Consent Condoms promote the importance of consensual sex.

These Condoms Remind You That You Need To Ask Before You Have Sex

Last year, FORCE: Upsetting Rape Culture launched a Victoria's Secret-like underwear line with messages like "No Means No" sewn into the crotch ("No vagina is a sure thing! Ask first!"). It followed up with "Top Ten Party Commandments," a play on Playboy's "Top Ten Party List" of colleges to get laid at (the "Thou Shalts" included "Not Take Advantage of Sloshed Persons").

Now the nonprofit, which promotes consensual sex as an antidote to "rape culture," is out with a new set of products: Consent Condoms.

Designed by a company called Say It With Condoms, they come with five slogans, including "My dress does not mean yes," "Consent is asking every time," and "Consent is hot; assault is not." One condom costs $3.95, and 25% of the proceeds go to Force.

The nonprofit argues that mainstream culture (think babes in beer commercials) implicitly condones non-consensual sexual behavior.

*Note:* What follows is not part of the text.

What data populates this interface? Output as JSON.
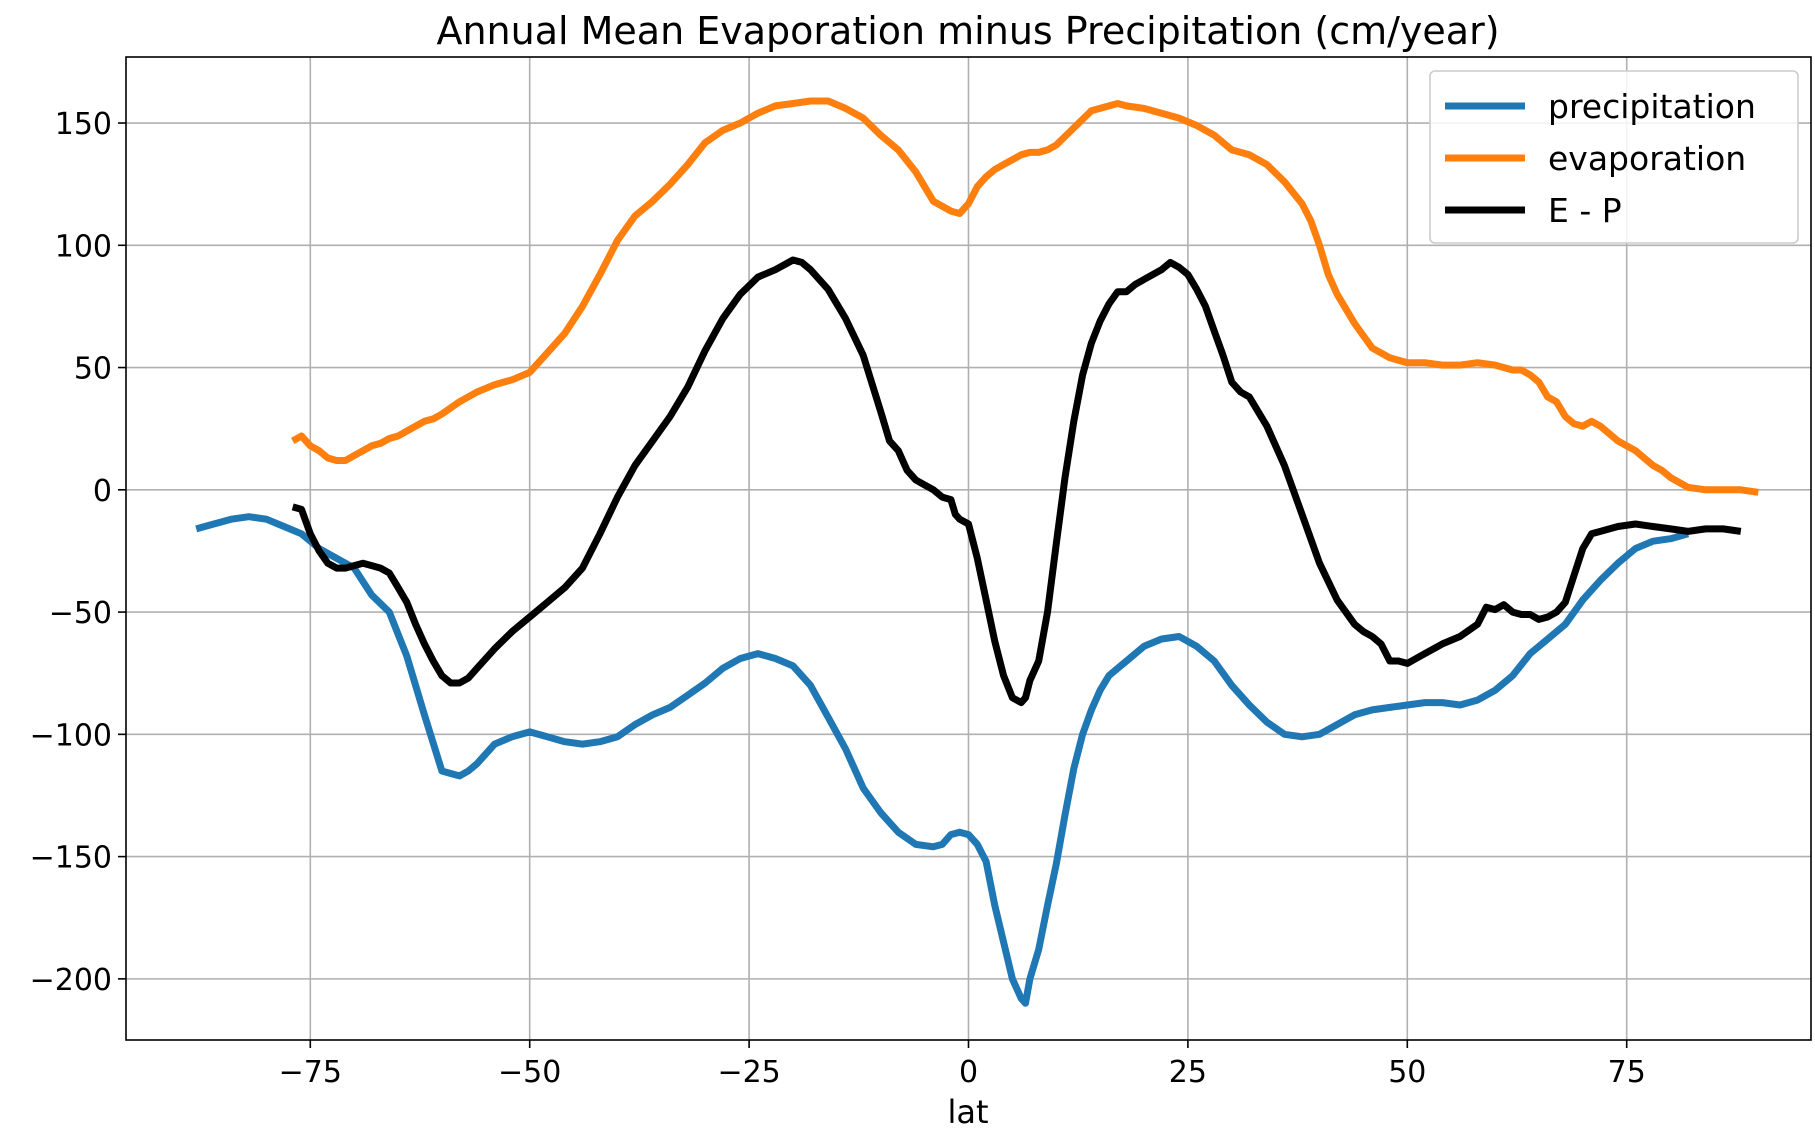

The condoms promote the idea that consensual sex is sexy (even when the message is printed on the condom) and that women have the right to say no, even very late in the game.

"Consent needs to be a mainstream idea and practice," says Force co-director Rebecca Nagle. "We need to see pop culture examples of healthy sexuality and respecting boundaries as much as blurred lines."